The Wilderness Medical Society provides guidelines on the rate of ascent that mitigates the risk of acute altitude illness in healthy trekkers, recommending at least 48 hours to ascend 2,750 m and then no more than 500 m every 24 hours (122). With safety as the highest priority, the decrease in ambient oxygen should occur more gradually in patients. Once the maximal safe dose of hypoxia is established in a patient population, it can be tested on a relevant biomarker of disease (Phase 2) and then in a pivotal study assessing actual clinical outcomes (Phase 3). Particularly for rare diseases, it is increasingly common to have a single trial that combines two or more phases (for example, Phase1/2 or Phase 2/3). This trial design could be particularly attractive for CCH as it enables patients who are benefitting from CCH to move seamlessly into the next phase of a trial without interruption. The risks in patients of reverting to normoxia after sustained CCH are unknown, and there is an ethical obligation to ensure continued access to a therapy that has benefited an individual patient. Accordingly, when initiating clinical trials of CCH, accommodations must be made for the option of sustained residence at high-altitude after the clinical trial (at least until such time that fully oxygen-conditioned homes at sea level are a reality). Ensuring continued access to treatments from which a trial participant has benefitted is a common practice in clinical development, especially for rare diseases, where the cost of medications can be very high.

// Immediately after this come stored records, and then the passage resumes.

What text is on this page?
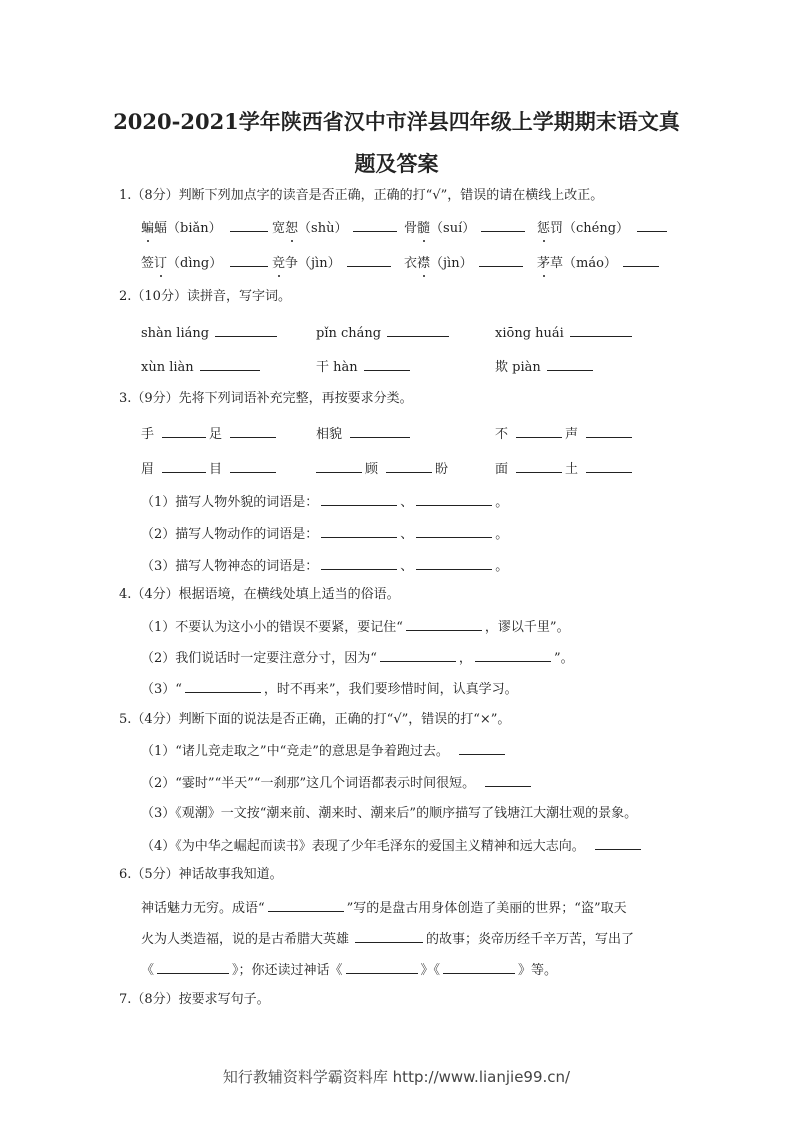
2020-2021学年陕西省汉中市洋县四年级上学期期末语文真
题及答案
1.（8分）判断下列加点字的读音是否正确，正确的打“√”，错误的请在横线上改正。
蝙蝠（biǎn）	宽恕（shù）	骨髓（suí）	惩罚（chéng）
签订（dìng）	竞争（jìn）	衣襟（jìn）	茅草（máo）
2.（10分）读拼音，写字词。
shàn liáng	pǐn cháng	xiōng huái
xùn liàn	干 hàn	欺 piàn
3.（9分）先将下列词语补充完整，再按要求分类。
手	足	相貌	不	声
眉	目	顾	盼	面	土
（1）描写人物外貌的词语是：	、	。
（2）描写人物动作的词语是：	、	。
（3）描写人物神态的词语是：	、	。
4.（4分）根据语境，在横线处填上适当的俗语。
（1）不要认为这小小的错误不要紧，要记住“	，谬以千里”。
（2）我们说话时一定要注意分寸，因为“	，	”。
（3）“	，时不再来”，我们要珍惜时间，认真学习。
5.（4分）判断下面的说法是否正确，正确的打“√”，错误的打“×”。
（1）“诸儿竞走取之”中“竞走”的意思是争着跑过去。
（2）“霎时”“半天”“一刹那”这几个词语都表示时间很短。
（3）《观潮》一文按“潮来前、潮来时、潮来后”的顺序描写了钱塘江大潮壮观的景象。
（4）《为中华之崛起而读书》表现了少年毛泽东的爱国主义精神和远大志向。
6.（5分）神话故事我知道。
神话魅力无穷。成语“	”写的是盘古用身体创造了美丽的世界；“盗”取天
火为人类造福，说的是古希腊大英雄	的故事；炎帝历经千辛万苦，写出了
《	》；你还读过神话《	》《	》等。
7.（8分）按要求写句子。
知行教辅资料学霸资料库 http://www.lianjie99.cn/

The duration of later-phase trials will depend on the natural history of the disease in question. For genetic mitochondrial diseases, mouse studies predict that objective measures of neurological performance could improve in weeks (6, 10). Moreover, T2-intense MRI lesions in these mouse models disappear after several weeks of hypoxia therapy (6, 7), and there is growing appreciation that these lesions can be reversible in humans (123). Hence it is conceivable that benefits of CCH could be observed within a few weeks. However, we should be prepared to conduct clinical trials that last longer than this, as the time to potential effect in humans remains unknown. In the pivotal trial of omaveloxolone for FA that led to its approval, patients were treated for 48 weeks (120). Because remaining in an enclosed environment for an extended period is unappealing, we believe that for trials longer than 2 weeks moving to altitude may offer an appealing alternative as patients can resume some of their usual daily activities.

OUTLOOK

We are currently within the first decade of CCH research, and a growing body of preclinical studies are delineating both rare and common diseases that can benefit. As efforts are made to usher CCH into the clinic, we can expect to discover more unanticipated facets of oxygen biology. We are optimistic that new technologies for delivering hypoxia and measuring tissue oxygen tension will be developed and will have widespread uses in clinical medicine. If CCH is proven safe and efficacious for any disease, this will facilitate its development for other diseases. Further challenges will arise in providing for lifelong maintenance of CCH in patients’ native locations, which will require the refinement of hypoxic tent technology, the miniaturization of portable devices, and creative adaptations of existing technologies to support other modalities. Still, it would represent great progress if overcoming these pragmatic challenges were what stood in the way of effective treatment for many devastating conditions for which CCH has shown preclinical promise. The first TB sanatorium at high altitude was founded in 1889 (124), whereas it was not until the 1940s that the first effective antibiotic for TB was manufactured (125). Although the rapid pace of new therapeutic development for rare disease makes us hopeful that we need not wait a comparably long period for effective pharmacologic or gene therapy for genetic mitochondrial disease, CCH could be an important bridge until the time when such therapies are available. We should investigate this possibility while maintaining the highest standards of rigor for safety and efficacy.